The European border and coastguard will have double the current resources of Frontex; the aim is for it to employ 1000 permanent staff by 2020. Liaison officers will be deployed in the member states to assess risks on the ground and the agency will be allowed to carry out joint operations with third countries, including operating on their territory.

European Commission First Vice-President Frans Timmermans explained; "The European border and coast guard will bring together a reinforced agency. This will have the ability to draw on a reserve of people and equipment and the member states' authorities, which will continue to exercise day-to-day border management."


"The system we propose will allow for any weaknesses to be identified in real time so that they can be remedied quickly. It will also improve our collective ability to deal effectively with crisis situations where a section of the external border is placed under strong pressure."

European migration, home affairs and citizenship Commissioner Dimitris Avramopoulos added; "The current migration and security challenges know no borders and require a truly European approach. Where Frontex was previously limited to supporting member states in managing their external borders, the new border agency will go beyond this."

"What we are creating is more Europe; to manage our external borders; to step up returns of irregular migrants; to allow our asylum system to function properly for those in need; to strengthen checks at the external borders of the EU."

The European Parliament was mostly supportive of the proposals. EPP group Vice-Chair Esteban González Pons said; "We have to be prepared not only to save human lives but also to save the very existence of Schengen. If external borders are permeable, internal borders will inevitably be set up. The security of external borders is vital to the existence of Schengen and indeed of the EU."

S&D group Vice-Chair Tanja Fajon commented; "This more joined-up approach to external border management is positive. However,  we need to see how this is actually going to work in practice, especially regarding questions of national sovereignty and financing. So far, we have heard a lot of promises for solving the crisis, but the details and implementation have been lacking."

The Slovenian deputy underlined that; "If our citizens are going to trust Frontex's new role, then it must be subject to real political scrutiny and have a robust fundamental rights compliance system. The European Parliament should be given the task of monitoring this new role to ensure proper accountability."

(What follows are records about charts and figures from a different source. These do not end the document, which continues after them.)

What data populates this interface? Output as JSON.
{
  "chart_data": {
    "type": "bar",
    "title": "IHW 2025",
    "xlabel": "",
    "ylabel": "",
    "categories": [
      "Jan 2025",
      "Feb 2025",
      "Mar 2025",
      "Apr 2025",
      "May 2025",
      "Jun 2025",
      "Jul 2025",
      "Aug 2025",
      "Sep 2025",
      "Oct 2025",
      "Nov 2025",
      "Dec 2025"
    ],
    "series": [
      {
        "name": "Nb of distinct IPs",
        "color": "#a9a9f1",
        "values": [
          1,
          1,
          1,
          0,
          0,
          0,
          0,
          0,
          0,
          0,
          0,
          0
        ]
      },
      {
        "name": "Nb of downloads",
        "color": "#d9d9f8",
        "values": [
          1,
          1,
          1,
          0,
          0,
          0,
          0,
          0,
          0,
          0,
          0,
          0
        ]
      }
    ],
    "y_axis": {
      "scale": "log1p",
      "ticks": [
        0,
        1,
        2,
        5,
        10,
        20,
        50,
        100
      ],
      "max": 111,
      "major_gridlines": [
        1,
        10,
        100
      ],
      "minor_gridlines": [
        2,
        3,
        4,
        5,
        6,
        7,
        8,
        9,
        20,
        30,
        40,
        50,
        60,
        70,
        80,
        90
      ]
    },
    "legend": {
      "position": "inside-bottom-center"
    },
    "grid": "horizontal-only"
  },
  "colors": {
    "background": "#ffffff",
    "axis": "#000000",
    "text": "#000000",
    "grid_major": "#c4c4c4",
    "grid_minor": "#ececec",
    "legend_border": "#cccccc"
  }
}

ALDE group Chair Guy Verhofstadt urged EU leaders to support the plans, calling the new agency, "key for the future of Europe. Without this, Schengen is finished and the ping-pong game between member states to move refugees will continue. Countries who are against the European border and coastguard do not have a place in Schengen."

However, other groups did not react so favourably to the Commission's announcements. According to Timothy Kirkhope, ECR group home affairs spokesperson, "There are countries in the EU that are unable to protect their borders. They need to ask for help. At the moment, some are failing to do so and the implications of this are being felt across the entire EU."

"These countries cannot continue to ignore offers of help while at the same time waving through refugees and migrants onto other countries. Therefore, we certainly need a Frontex agency capable of helping those countries in need. That agency should have resources pooled voluntarily from the member states so it can be deployed to assist."

"If a country is failing to control its borders, and refusing to ask for help, then we should offer them a choice: take the help, or the rest of the EU will be within its rights to take action to protect the EU's internal borders."

The British MEP added; "My message to the Commission is this: the EU has rules. Too often we see countries flouting the rules with little consequence. The answer from the Commission is to demand that more sovereignty is handed over. But why don't they enforce the rules we have already?"

Parliament's GUE/NGL group blasted the package, with Malin Björk saying, "It is absolutely unacceptable that when the refugee crisis is reaching its peak, we are closing our borders."

In her view, the proposals turn Frontex, "into a superpower with huge competences across many different areas and the EU is basically allowing member states to work with third countries to stop people who are trying to flee wars. There is no legal way for refugees to get into the EU."

Her colleague Kostas Chrysogonos highlighted that, "immigration and refugees must not only be dealt with at the borders, but at the sources. Here the EU must play an important role in assuring peace and stability which creates the conditions for human beings to survive and thrive."